El colapso monetario y el descontento social
El Gran Bazar de Teherán, corazón económico de Irán, fue escenario este martes de una sentada de miles de manifestantes que protestan por la caída histórica del rial, que alcanzó un mínimo de 42.000 riales por dólar, agravando una hiperinflación que golpea desde hace años a la población. Las protestas, iniciadas en diciembre, han dejado al menos 36 fallecidos y 1.200 detenidos, según activistas de derechos humanos.
Detonantes de la crisis:
- Devaluación acelerada: El rial ha perdido casi todo su valor frente al dólar en la última década. En 2015, con el acuerdo nuclear, se cotizaba a 32.000 riales por dólar; hoy supera los 42.000.
- Fin de los subsidios cambiarios: El Banco Central iraní eliminó los tipos de cambio preferenciales para importadores y productores, manteniéndolos solo para medicamentos y trigo. Esto encarecerá aún más los bienes básicos en los próximos días.
- Especulación y desabastecimiento:Muchas empresas aprovecharon los tipos preferenciales para obtener ganancias, mientras los precios de alimentos como aceite, queso, pollo y arroz se disparan y las estanterías se vacían.
Declaraciones oficiales y advertencias presidenciales
El presidente Masoud Pezeshkian reconoció públicamente que la crisis se le escapa de las manos: “No debemos esperar que el Gobierno gestione todo esto por sí solo. El Gobierno simplemente no tiene esa capacidad”. En un discurso televisado, culpó a la inflación, las sanciones internacionales y a la falta de decisiones realistas, advirtiendo que “si no tomamos decisiones realistas, nosotros mismos empujaremos al país hacia la crisis”.
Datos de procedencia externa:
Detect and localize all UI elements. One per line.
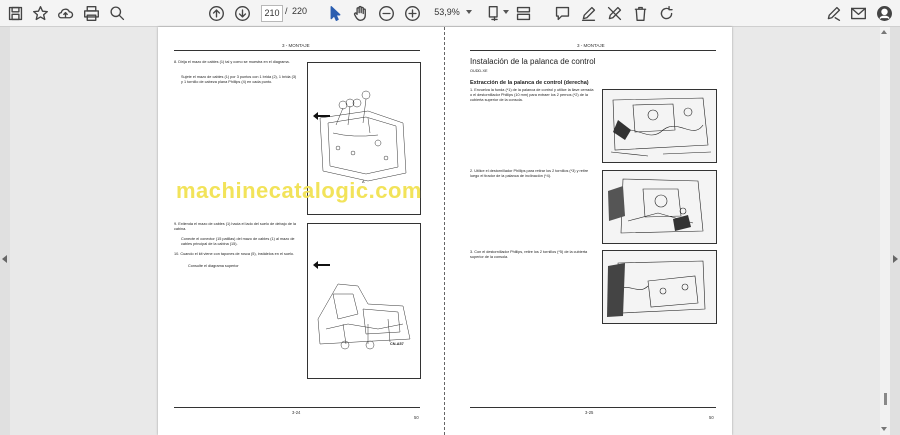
left-panel-toggle[interactable] bbox=[0, 27, 10, 435]
fill-sign-icon[interactable] bbox=[824, 4, 843, 23]
right-panel-toggle[interactable] bbox=[890, 27, 900, 435]
step-10-text: 10. Cuando el kit viene con tapones de r… bbox=[174, 252, 295, 256]
cab-harness-diagram bbox=[313, 261, 411, 350]
pdf-toolbar: 210 / 220 53,9% bbox=[0, 0, 900, 27]
account-avatar-icon[interactable] bbox=[875, 4, 894, 23]
left-page-header: 3 - MONTAJE bbox=[282, 43, 310, 48]
right-page: 3 - MONTAJE Instalación de la palanca de… bbox=[445, 27, 732, 435]
page-fit-icon[interactable] bbox=[485, 4, 504, 23]
header-rule bbox=[174, 50, 420, 51]
scroll-down-arrow-icon[interactable] bbox=[881, 427, 887, 431]
select-cursor-icon[interactable] bbox=[326, 4, 345, 23]
page-total: 220 bbox=[292, 6, 308, 16]
section-code: OUDD-XE bbox=[470, 69, 488, 73]
step-2-text: 2. Utilice el destornillador Phillips pa… bbox=[470, 169, 589, 178]
right-page-header: 3 - MONTAJE bbox=[577, 43, 605, 48]
zoom-in-icon[interactable] bbox=[403, 4, 422, 23]
previous-page-icon[interactable] bbox=[207, 4, 226, 23]
hand-pan-icon[interactable] bbox=[351, 4, 370, 23]
footer-rule bbox=[470, 407, 716, 408]
left-page-number: 3-24 bbox=[292, 410, 301, 415]
search-zoom-icon[interactable] bbox=[108, 4, 127, 23]
step-9-subtext: Conecte el conector (15 patillas) del ma… bbox=[181, 237, 295, 246]
zoom-level[interactable]: 53,9% bbox=[430, 5, 464, 20]
console-screws-photo bbox=[603, 251, 716, 323]
rotate-icon[interactable] bbox=[657, 4, 676, 23]
console-cover-photo bbox=[603, 90, 716, 162]
zoom-out-icon[interactable] bbox=[377, 4, 396, 23]
cloud-upload-icon[interactable] bbox=[56, 4, 75, 23]
tilt-lever-photo bbox=[603, 171, 716, 243]
bookmark-star-icon[interactable] bbox=[31, 4, 50, 23]
right-page-code: 50 bbox=[709, 415, 714, 420]
comment-icon[interactable] bbox=[553, 4, 572, 23]
left-page: 3 - MONTAJE 8. Dirija el mazo de cables … bbox=[158, 27, 444, 435]
site-watermark: machinecatalogic.com bbox=[176, 178, 422, 203]
email-icon[interactable] bbox=[849, 4, 868, 23]
expand-right-chevron-icon[interactable] bbox=[893, 255, 898, 263]
section-title: Instalación de la palanca de control bbox=[470, 57, 596, 66]
subsection-title: Extracción de la palanca de control (der… bbox=[470, 80, 589, 86]
save-icon[interactable] bbox=[6, 4, 25, 23]
step-8-text: 8. Dirija el mazo de cables (1) tal y co… bbox=[174, 60, 290, 64]
document-spread: 3 - MONTAJE 8. Dirija el mazo de cables … bbox=[158, 27, 732, 435]
page-separator: / bbox=[285, 6, 288, 16]
step-1-text: 1. Envuelva la funda (*1) de la palanca … bbox=[470, 88, 594, 102]
step-8-subtext: Sujete el mazo de cables (1) por 3 punto… bbox=[181, 75, 297, 84]
left-page-code: 50 bbox=[414, 415, 419, 420]
figure-cab-harness bbox=[307, 223, 421, 379]
footer-rule bbox=[174, 407, 420, 408]
page-number-input[interactable]: 210 bbox=[261, 5, 283, 22]
draw-pen-icon[interactable] bbox=[579, 4, 598, 23]
step-3-text: 3. Con el destornillador Phillips, retir… bbox=[470, 250, 588, 259]
print-icon[interactable] bbox=[82, 4, 101, 23]
step-9-text: 9. Extienda el mazo de cables (1) hacia … bbox=[174, 222, 297, 231]
figure-console-screws bbox=[602, 250, 717, 324]
delete-trash-icon[interactable] bbox=[631, 4, 650, 23]
vertical-scrollbar[interactable] bbox=[880, 27, 890, 435]
figure-callout-cn-a57: CN-A57 bbox=[390, 342, 404, 346]
expand-left-chevron-icon[interactable] bbox=[2, 255, 7, 263]
step-10-subtext: Consulte el diagrama superior bbox=[188, 264, 239, 268]
right-page-number: 3-25 bbox=[585, 410, 594, 415]
figure-console-cover bbox=[602, 89, 717, 163]
figure-tilt-lever bbox=[602, 170, 717, 244]
scrollbar-thumb[interactable] bbox=[884, 393, 887, 405]
erase-pen-icon[interactable] bbox=[605, 4, 624, 23]
scroll-mode-icon[interactable] bbox=[514, 4, 533, 23]
header-rule bbox=[470, 50, 716, 51]
page-fit-dropdown-icon[interactable] bbox=[503, 10, 509, 14]
next-page-icon[interactable] bbox=[233, 4, 252, 23]
zoom-dropdown-chevron-icon[interactable] bbox=[466, 10, 472, 14]
scroll-up-arrow-icon[interactable] bbox=[881, 30, 887, 34]
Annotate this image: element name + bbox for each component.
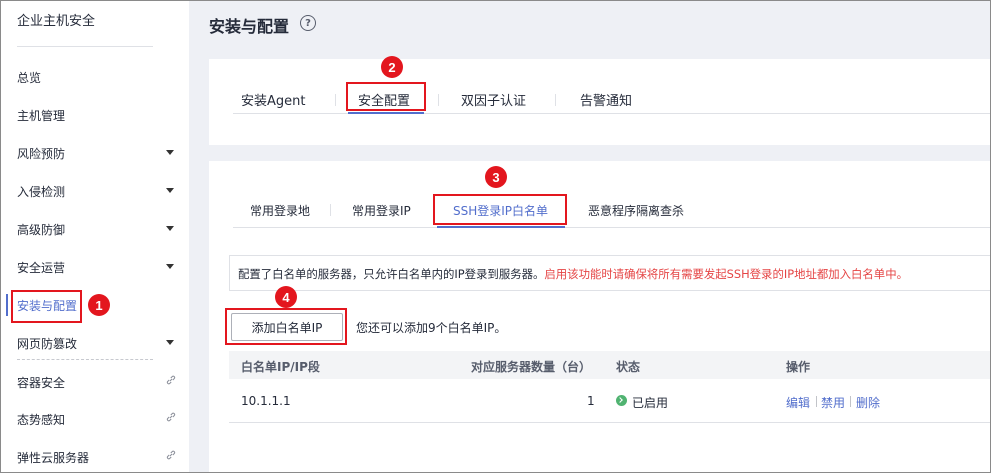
annotation-badge-4: 4 [275, 286, 297, 308]
subtab-common-login-ip[interactable]: 常用登录IP [352, 202, 411, 219]
disable-link[interactable]: 禁用 [821, 394, 845, 411]
sidebar-item-ecs[interactable]: 弹性云服务器 [1, 445, 189, 469]
sidebar-item-risk-prevention[interactable]: 风险预防 [1, 141, 189, 165]
cell-status: 已启用 [632, 396, 669, 410]
sidebar-item-label: 总览 [17, 70, 42, 85]
delete-link[interactable]: 删除 [856, 394, 880, 411]
subtabs-baseline [233, 227, 990, 228]
sidebar-item-advanced-defense[interactable]: 高级防御 [1, 217, 189, 241]
sidebar-item-intrusion-detection[interactable]: 入侵检测 [1, 179, 189, 203]
sidebar-item-label: 容器安全 [17, 375, 66, 390]
column-header-server-count: 对应服务器数量（台） [471, 360, 592, 374]
sidebar-item-situation-awareness[interactable]: 态势感知 [1, 407, 189, 431]
annotation-box-1 [11, 290, 82, 323]
cell-server-count: 1 [587, 394, 595, 408]
caret-down-icon [166, 188, 174, 193]
notice-text: 配置了白名单的服务器，只允许白名单内的IP登录到服务器。 [238, 267, 545, 281]
annotation-badge-2: 2 [381, 56, 403, 78]
external-link-icon [166, 412, 176, 422]
annotation-box-3 [433, 194, 567, 225]
subtab-separator [330, 204, 331, 216]
add-limit-hint: 您还可以添加9个白名单IP。 [356, 321, 507, 335]
notice-warning: 启用该功能时请确保将所有需要发起SSH登录的IP地址都加入白名单中。 [544, 267, 908, 281]
sidebar-item-overview[interactable]: 总览 [1, 65, 189, 89]
sidebar-item-security-operations[interactable]: 安全运营 [1, 255, 189, 279]
annotation-badge-3: 3 [485, 166, 507, 188]
tab-alarm-notification[interactable]: 告警通知 [580, 90, 632, 109]
sidebar-item-label: 入侵检测 [17, 184, 66, 199]
sidebar-item-label: 弹性云服务器 [17, 450, 90, 465]
external-link-icon [166, 375, 176, 385]
op-separator [816, 396, 817, 407]
cell-ip: 10.1.1.1 [241, 394, 291, 408]
op-separator [850, 396, 851, 407]
caret-down-icon [166, 226, 174, 231]
caret-down-icon [166, 264, 174, 269]
subtab-malware-quarantine[interactable]: 恶意程序隔离查杀 [588, 202, 684, 219]
edit-link[interactable]: 编辑 [786, 394, 810, 411]
check-circle-icon [616, 395, 627, 406]
page-title: 安装与配置 [209, 17, 290, 36]
tabs-baseline [233, 113, 990, 114]
info-notice: 配置了白名单的服务器，只允许白名单内的IP登录到服务器。启用该功能时请确保将所有… [229, 255, 990, 291]
annotation-box-4 [225, 308, 347, 345]
sidebar-title: 企业主机安全 [17, 14, 96, 29]
sidebar-dashed-divider [17, 359, 153, 360]
sidebar-divider [17, 46, 153, 47]
annotation-badge-1: 1 [88, 294, 110, 316]
app-window: 企业主机安全 总览 主机管理 风险预防 入侵检测 高级防御 安全运营 安装与配置… [0, 0, 991, 473]
column-header-operation: 操作 [786, 360, 811, 374]
table-header: 白名单IP/IP段 对应服务器数量（台） 状态 操作 [229, 351, 990, 379]
subtab-common-login-location[interactable]: 常用登录地 [250, 202, 310, 219]
column-header-status: 状态 [616, 360, 641, 374]
sidebar-item-label: 态势感知 [17, 412, 66, 427]
subtab-active-underline [437, 226, 565, 228]
tab-active-underline [348, 112, 424, 114]
external-link-icon [166, 450, 176, 460]
annotation-box-2 [346, 82, 426, 111]
sidebar-item-web-tamper-protection[interactable]: 网页防篡改 [1, 331, 189, 355]
caret-down-icon [166, 150, 174, 155]
tab-two-factor-auth[interactable]: 双因子认证 [461, 90, 526, 109]
sidebar-item-label: 网页防篡改 [17, 336, 78, 351]
sidebar-item-label: 主机管理 [17, 108, 66, 123]
sidebar-item-container-security[interactable]: 容器安全 [1, 370, 189, 394]
tab-install-agent[interactable]: 安装Agent [241, 90, 305, 109]
tab-separator [335, 94, 336, 106]
tab-separator [438, 94, 439, 106]
sidebar-item-host-management[interactable]: 主机管理 [1, 103, 189, 127]
sidebar-item-label: 风险预防 [17, 146, 66, 161]
sidebar: 企业主机安全 总览 主机管理 风险预防 入侵检测 高级防御 安全运营 安装与配置… [1, 1, 189, 472]
table-row: 10.1.1.1 1 已启用 编辑 禁用 删除 [229, 379, 990, 423]
question-circle-icon[interactable]: ? [300, 15, 316, 31]
sidebar-item-label: 安全运营 [17, 260, 66, 275]
sidebar-item-label: 高级防御 [17, 222, 66, 237]
caret-down-icon [166, 340, 174, 345]
column-header-ip: 白名单IP/IP段 [241, 360, 320, 374]
tab-separator [555, 94, 556, 106]
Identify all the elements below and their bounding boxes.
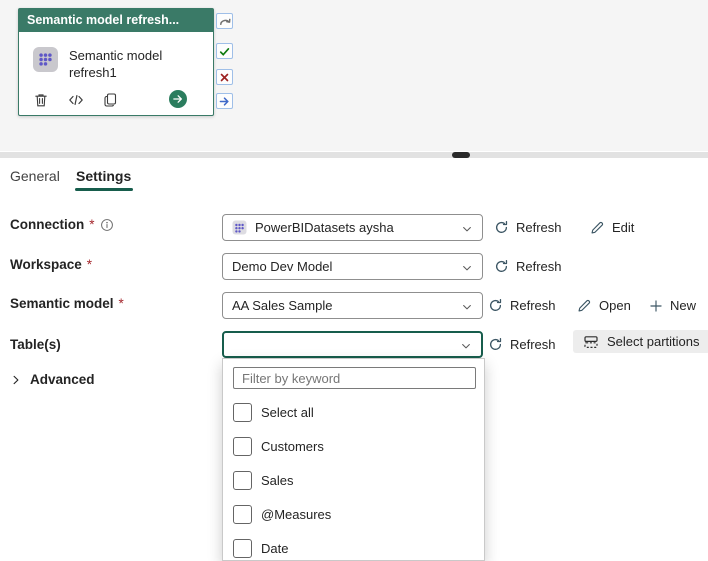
option-measures[interactable]: @Measures xyxy=(233,505,331,524)
copy-icon[interactable] xyxy=(103,92,119,108)
option-select-all[interactable]: Select all xyxy=(233,403,314,422)
delete-icon[interactable] xyxy=(33,92,49,108)
tables-dropdown-callout: Select all Customers Sales @Measures Dat… xyxy=(222,358,485,561)
semantic-model-label: Semantic model * xyxy=(10,296,124,311)
activity-title: Semantic model refresh1 xyxy=(69,48,163,80)
workspace-dropdown[interactable]: Demo Dev Model xyxy=(222,253,483,280)
chevron-down-icon xyxy=(460,340,472,355)
port-on-fail-icon[interactable] xyxy=(216,69,233,85)
activity-card[interactable]: Semantic model refresh... Semantic model… xyxy=(18,8,214,116)
refresh-icon xyxy=(495,220,508,233)
activity-card-toolbar xyxy=(33,92,119,108)
code-icon[interactable] xyxy=(68,92,84,108)
plus-icon xyxy=(650,299,662,312)
connection-value: PowerBIDatasets aysha xyxy=(255,220,394,235)
option-customers[interactable]: Customers xyxy=(233,437,324,456)
filter-input[interactable] xyxy=(233,367,476,389)
workspace-value: Demo Dev Model xyxy=(232,259,333,274)
option-date[interactable]: Date xyxy=(233,539,288,558)
refresh-icon xyxy=(489,298,502,311)
info-icon xyxy=(100,218,113,231)
checkbox[interactable] xyxy=(233,437,252,456)
connection-refresh-button[interactable]: Refresh xyxy=(494,214,562,241)
chevron-right-icon xyxy=(13,375,19,384)
workspace-refresh-button[interactable]: Refresh xyxy=(494,253,562,280)
option-sales[interactable]: Sales xyxy=(233,471,294,490)
pipeline-canvas[interactable]: Semantic model refresh... Semantic model… xyxy=(0,0,708,151)
pencil-icon xyxy=(578,299,591,312)
connection-label: Connection * xyxy=(10,217,114,232)
active-tab-indicator xyxy=(75,188,133,191)
port-on-completion-icon[interactable] xyxy=(216,93,233,109)
semantic-model-dropdown[interactable]: AA Sales Sample xyxy=(222,292,483,319)
activity-card-header[interactable]: Semantic model refresh... xyxy=(19,9,213,32)
semantic-model-icon xyxy=(33,47,58,72)
checkbox[interactable] xyxy=(233,505,252,524)
semantic-model-new-button[interactable]: New xyxy=(649,292,696,319)
refresh-icon xyxy=(495,259,508,272)
tab-general[interactable]: General xyxy=(10,168,60,184)
checkbox[interactable] xyxy=(233,539,252,558)
tables-dropdown[interactable] xyxy=(222,331,483,358)
connection-dropdown[interactable]: PowerBIDatasets aysha xyxy=(222,214,483,241)
semantic-model-value: AA Sales Sample xyxy=(232,298,333,313)
chevron-down-icon xyxy=(461,262,473,277)
tab-settings[interactable]: Settings xyxy=(76,168,131,184)
connection-icon xyxy=(232,220,247,235)
settings-panel: General Settings Connection * PowerBIData… xyxy=(0,158,708,561)
checkbox[interactable] xyxy=(233,471,252,490)
connection-edit-button[interactable]: Edit xyxy=(590,214,634,241)
workspace-label: Workspace * xyxy=(10,257,93,272)
advanced-expander[interactable]: Advanced xyxy=(10,372,95,387)
chevron-down-icon xyxy=(461,223,473,238)
select-partitions-button[interactable]: Select partitions xyxy=(573,330,708,353)
activity-card-body: Semantic model refresh1 xyxy=(33,47,184,81)
port-on-success-icon[interactable] xyxy=(216,43,233,59)
pipeline-activity-settings: Semantic model refresh... Semantic model… xyxy=(0,0,708,561)
tables-label: Table(s) xyxy=(10,337,61,352)
semantic-model-open-button[interactable]: Open xyxy=(577,292,631,319)
refresh-icon xyxy=(489,337,502,350)
partitions-icon xyxy=(584,335,598,348)
chevron-down-icon xyxy=(461,301,473,316)
go-next-icon[interactable] xyxy=(169,90,187,108)
port-on-skip-icon[interactable] xyxy=(216,13,233,29)
tables-refresh-button[interactable]: Refresh xyxy=(488,331,556,358)
pencil-icon xyxy=(591,221,604,234)
semantic-model-refresh-button[interactable]: Refresh xyxy=(488,292,556,319)
checkbox[interactable] xyxy=(233,403,252,422)
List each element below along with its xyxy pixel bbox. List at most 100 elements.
Respuesta represiva y amenaza de intervención externa:
- Las protestas se han extendido a 270 localidades en 27 provincias, con enfrentamientos que han dejado heridos entre policías y miembros de la milicia Basij.
- El ayatolá Ali Jamenei ordenó que “los causantes de los disturbios deben ser puestos en su lugar”, en un claro respaldo a la línea dura.
- Donald Trump advirtió el viernes que si Irán “mata violentamente a manifestantes pacíficos”, Estados Unidos “acudirá en su rescate”, una amenaza que tomó nueva fuerza tras la captura de Nicolás Maduro en Venezuela, aliado clave de Teherán.
Contexto regional y lecturas geopolíticas
La crisis iraní se produce en un momento de alta tensión internacional:
- Sanciones persistentes: El programa nuclear y el apoyo a milicias regionales mantienen a Irán bajo fuertes sanciones económicas que ahogan su capacidad de importación y acceso a divisas.
- Efecto dominó: La caída de aliados como Maduro en Venezuela podría estar acelerando la presión sobre Teherán, en un tablero donde Washington parece dispuesto a intervenir donde identifique vacíos de poder o crisis humanitarias.
- Riesgo de escalada: Funcionarios iraníes han amenazado con atacar tropas estadounidenses en Oriente Medio si se produce una intervención, lo que añade un peligroso componente militar a la crisis interna.
Conclusión:
Irán enfrenta su tormenta económica perfecta: una moneda colapsada, inflación galopante, desabastecimiento y un malestar social que crece día a día. Con un gobierno que admite su incapacidad para contener la crisis y una amenaza de intervención estadounidense en el aire, el país se acerca a un punto de inflexión que podría redefinir su futuro político y su posición en el tablero geopolítico global.